First of all, because electronic declaration is not a quick tool for prevention of corruption. It will definitely get there, but it may take years. After all, now, officials who receive low salaries and spend millions may not even violate the anti-corruption law, formally. After all, they could have accumulated their millions back in their “past life,” in the tumultuous nineties. Secondly, the quality of inspection of declarations is highly questionable as of now, which indicates a crisis in the NAPC. Back in March of this year, the public called for a change of the NAPC management and offered a plan to normalize the work of this body. Yet, after half a year, no significant developments in this area have been made.
Thirdly, NAPC has no automatic system which would enable faster inspection of the declarations. Even though, back in September, 2016, UNDP in Ukraine offered to provide the NAPC with the respective modules. Then it repeated the offer in February, 2017. Yet, such negotiations between the NAPC and were not successful.
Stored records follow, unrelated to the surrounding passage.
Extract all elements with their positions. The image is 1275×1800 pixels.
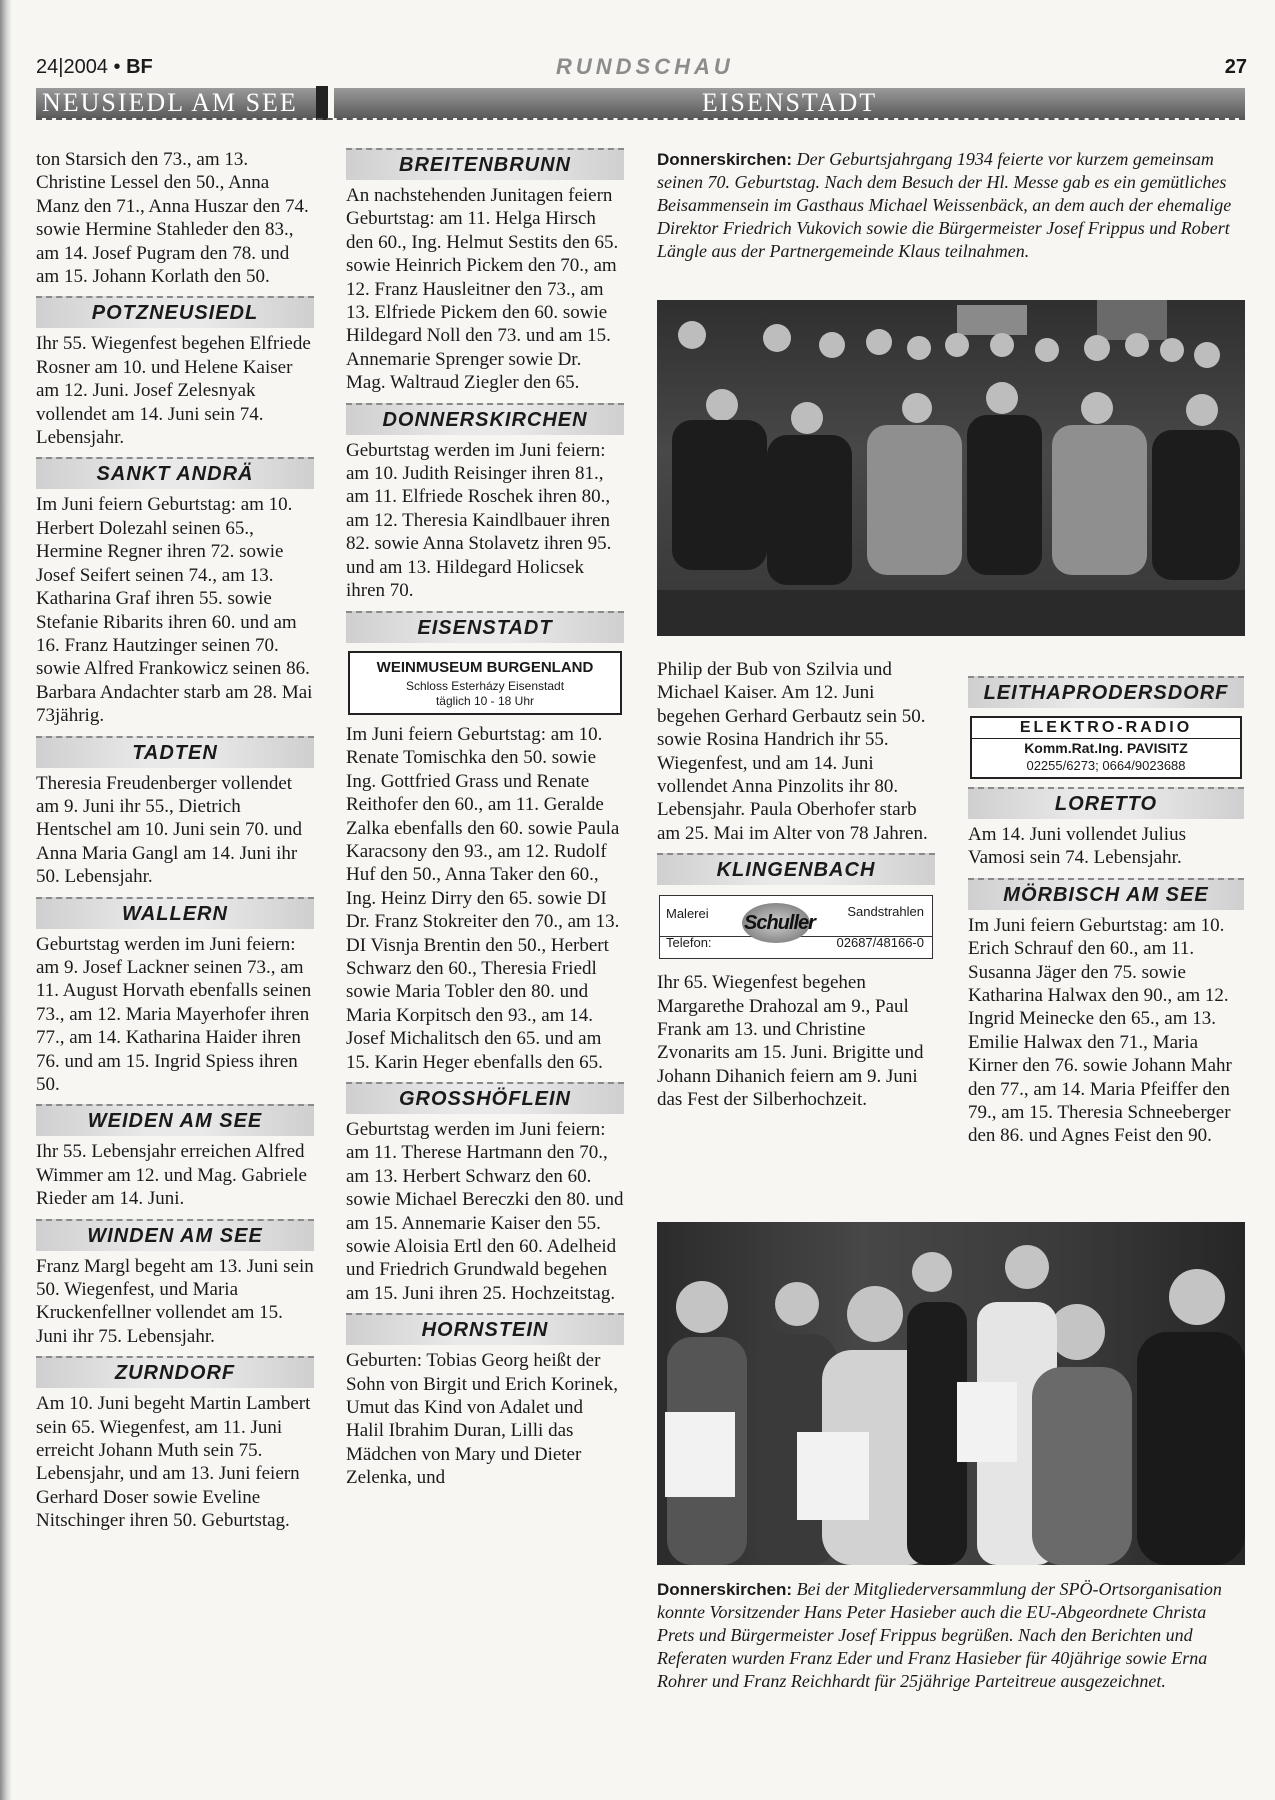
photo-illustration xyxy=(657,300,1245,636)
article-text: Theresia Freudenberger vollendet am 9. Juni ihr 55., Dietrich Hentschel am 10. Juni sein 70. und Anna Maria Gangl am 14. Juni ihr 50. Lebensjahr. xyxy=(36,772,302,888)
article-text: Geburten: Tobias Georg heißt der Sohn von Birgit und Erich Korinek, Umut das Kind von Adalet und Halil Ibrahim Duran, Lilli das Mädchen von Mary und Dieter Zelenka, und xyxy=(346,1350,618,1489)
page-number: 27 xyxy=(1224,56,1247,78)
section-heading: POTZNEUSIEDL xyxy=(36,296,314,328)
ad-logo-text: Schuller xyxy=(744,912,815,935)
region-band-eisenstadt: EISENSTADT xyxy=(334,88,1245,118)
article-text: Geburtstag werden im Juni feiern: am 11. Therese Hartmann den 70., am 13. Herbert Schwarz den 60. sowie Michael Bereczki den 80. und am 15. Annemarie Kaiser den 55. sowie Aloisia Ertl den 60. Adelheid und Friedrich Grundwald begehen am 15. Juni ihren 25. Hochzeitstag. xyxy=(346,1119,624,1304)
ad-line: täglich 10 - 18 Uhr xyxy=(435,693,535,708)
caption-place: Donnerskirchen: xyxy=(657,150,793,169)
section-heading: MÖRBISCH AM SEE xyxy=(968,878,1244,910)
photo-caption-2 xyxy=(657,1578,1245,1693)
article-text: Am 14. Juni vollendet Julius Vamosi sein 74. Lebensjahr. xyxy=(968,824,1186,869)
band-separator xyxy=(316,86,328,120)
region-band-neusiedl: NEUSIEDL AM SEE xyxy=(36,88,316,118)
ad-line: Schloss Esterházy Eisenstadt xyxy=(405,678,565,693)
ad-line: Komm.Rat.Ing. PAVISITZ xyxy=(1024,740,1188,756)
section-heading: GROSSHÖFLEIN xyxy=(346,1082,624,1114)
section-heading: ZURNDORF xyxy=(36,1356,314,1388)
photo-illustration xyxy=(657,1222,1245,1565)
section-heading: EISENSTADT xyxy=(346,611,624,643)
section-heading: LORETTO xyxy=(968,787,1244,819)
band-dashed-rule xyxy=(36,118,1245,120)
section-heading: WEIDEN AM SEE xyxy=(36,1104,314,1136)
section-heading: DONNERSKIRCHEN xyxy=(346,403,624,435)
article-text: Ihr 55. Lebensjahr erreichen Alfred Wimmer am 12. und Mag. Gabriele Rieder am 14. Juni. xyxy=(36,1141,307,1210)
article-text: Ihr 55. Wiegenfest begehen Elfriede Rosner am 10. und Helene Kaiser am 12. Juni. Josef Zelesnyak vollendet am 14. Juni sein 74. Lebensjahr. xyxy=(36,333,311,449)
group-photo-party-meeting xyxy=(657,1222,1245,1565)
article-text: Im Juni feiern Geburtstag: am 10. Herbert Dolezahl seinen 65., Hermine Regner ihren 72. sowie Josef Seifert seinen 74., am 13. Katharina Graf ihren 55. sowie Stefanie Ribarits ihren 60. und am 16. Franz Hautzinger seinen 70. sowie Alfred Frankowicz seinen 86. Barbara Andachter starb am 28. Mai 73jährig. xyxy=(36,494,313,727)
ad-schuller xyxy=(659,895,933,959)
section-heading: KLINGENBACH xyxy=(657,853,935,885)
article-text: Ihr 65. Wiegenfest begehen Margarethe Drahozal am 9., Paul Frank am 13. und Christine Zvonarits am 15. Juni. Brigitte und Johann Dihanich feiern am 9. Juni das Fest der Silberhochzeit. xyxy=(657,972,924,1111)
article-text: An nachstehenden Junitagen feiern Geburtstag: am 11. Helga Hirsch den 60., Ing. Helmut Sestits den 65. sowie Heinrich Pickem den 70., am 12. Franz Hausleitner den 73., am 13. Elfriede Pickem den 60. sowie Hildegard Noll den 73. und am 15. Annemarie Sprenger sowie Dr. Mag. Waltraud Ziegler den 65. xyxy=(346,185,619,394)
ad-text: Sandstrahlen xyxy=(847,904,924,920)
ad-weinmuseum xyxy=(348,651,622,715)
article-text: Philip der Bub von Szilvia und Michael Kaiser. Am 12. Juni begehen Gerhard Gerbautz sein 50. sowie Rosina Handrich ihr 55. Wiegenfest, und am 14. Juni vollendet Anna Pinzolits ihr 80. Lebensjahr. Paula Oberhofer starb am 25. Mai im Alter von 78 Jahren. xyxy=(657,659,928,844)
article-text: Im Juni feiern Geburtstag: am 10. Erich Schrauf den 60., am 11. Susanna Jäger den 75. sowie Katharina Halwax den 90., am 12. Ingrid Meinecke den 65., am 13. Emilie Halwax den 71., Maria Kirner den 76. sowie Johann Mahr den 77., am 14. Maria Pfeiffer den 79., am 15. Theresia Schneeberger den 86. und Agnes Feist den 90. xyxy=(968,914,1232,1147)
article-text: ton Starsich den 73., am 13. Christine Lessel den 50., Anna Manz den 71., Anna Huszar den 74. sowie Hermine Stahleder den 83., am 14. Josef Pugram den 78. und am 15. Johann Korlath den 50. xyxy=(36,149,309,288)
caption-place: Donnerskirchen: xyxy=(657,1580,793,1599)
article-text: Am 10. Juni begeht Martin Lambert sein 65. Wiegenfest, am 11. Juni erreicht Johann Muth sein 75. Lebensjahr, und am 13. Juni feiern Gerhard Doser sowie Eveline Nitschinger ihren 50. Geburtstag. xyxy=(36,1393,311,1532)
section-heading: SANKT ANDRÄ xyxy=(36,457,314,489)
article-text: Geburtstag werden im Juni feiern: am 9. Josef Lackner seinen 73., am 11. August Horvath ebenfalls seinen 73., am 12. Maria Mayerhofer ihren 77., am 14. Katharina Haider ihren 76. und am 15. Ingrid Spiess ihren 50. xyxy=(36,933,312,1095)
column-4 xyxy=(968,676,1244,1148)
caption-text: Bei der Mitgliederversammlung der SPÖ-Ortsorganisation konnte Vorsitzender Hans Peter Hasieber auch die EU-Abgeordnete Christa Prets und Bürgermeister Josef Frippus begrüßen. Nach den Berichten und Referaten wurden Franz Eder und Franz Hasieber für 40jährige sowie Erna Rohrer und Franz Reichhardt für 25jährige Parteitreue ausgezeichnet. xyxy=(657,1579,1222,1691)
section-heading: WINDEN AM SEE xyxy=(36,1219,314,1251)
article-text: Franz Margl begeht am 13. Juni sein 50. Wiegenfest, und Maria Kruckenfellner vollendet am 15. Juni ihr 75. Lebensjahr. xyxy=(36,1255,314,1347)
page-header xyxy=(36,56,1247,82)
section-heading: LEITHAPRODERSDORF xyxy=(968,676,1244,708)
ad-elektro-radio xyxy=(970,716,1242,779)
ad-title: ELEKTRO-RADIO xyxy=(972,718,1240,739)
ad-title: WEINMUSEUM BURGENLAND xyxy=(376,658,594,676)
article-text: Im Juni feiern Geburtstag: am 10. Renate Tomischka den 50. sowie Ing. Gottfried Grass und Renate Reithofer den 60., am 11. Geralde Zalka ebenfalls den 60. sowie Paula Karacsony den 93., am 12. Rudolf Huf den 50., Anna Taker den 60., Ing. Heinz Dirry den 65. sowie DI Dr. Franz Stokreiter den 70., am 13. DI Visnja Brentin den 50., Herbert Schwarz den 60., Theresia Friedl sowie Maria Tobler den 80. und Maria Korpitsch den 93., am 14. Josef Michalitsch den 65. und am 15. Karin Heger ebenfalls den 65. xyxy=(346,723,620,1073)
ad-phone: 02255/6273; 0664/9023688 xyxy=(1026,758,1186,773)
section-heading: HORNSTEIN xyxy=(346,1313,624,1345)
masthead: RUNDSCHAU xyxy=(556,54,734,79)
issue-info: 24|2004 • BF xyxy=(36,56,153,78)
section-heading: TADTEN xyxy=(36,736,314,768)
caption-text: Der Geburtsjahrgang 1934 feierte vor kurzem gemeinsam seinen 70. Geburtstag. Nach dem Besuch der Hl. Messe gab es ein gemütliches Beisammensein im Gasthaus Michael Weissenbäck, an dem auch der ehemalige Direktor Friedrich Vukovich sowie die Bürgermeister Josef Frippus und Robert Längle aus der Partnergemeinde Klaus teilnahmen. xyxy=(657,149,1232,261)
column-1 xyxy=(36,148,314,1533)
ad-phone: 02687/48166-0 xyxy=(836,934,924,950)
page-edge-shadow xyxy=(0,0,12,1800)
section-heading: WALLERN xyxy=(36,897,314,929)
column-2 xyxy=(346,148,624,1490)
article-text: Geburtstag werden im Juni feiern: am 10. Judith Reisinger ihren 81., am 11. Elfriede Roschek ihren 80., am 12. Theresia Kaindlbauer ihren 82. sowie Anna Stolavetz ihren 95. und am 13. Hildegard Holicsek ihren 70. xyxy=(346,439,612,602)
ad-text: Telefon: xyxy=(666,934,712,950)
column-3 xyxy=(657,658,935,1112)
ad-text: Malerei xyxy=(666,906,709,922)
section-heading: BREITENBRUNN xyxy=(346,148,624,180)
photo-caption-1 xyxy=(657,148,1245,263)
group-photo-birthday xyxy=(657,300,1245,636)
Against this backdrop, the NAPC’s explanation about a lack of resources which impedes fast inspection of the declarations looks not quite complete and understandable.
Recently, the NAPC has announced that they are testing an automatic system of declaration control, with the inspection of the UNDP as well. So we expect that the inspection of the next wave of declarations will not be quite as delayed and such an important tool for identification and prevention of corruption will finally start working.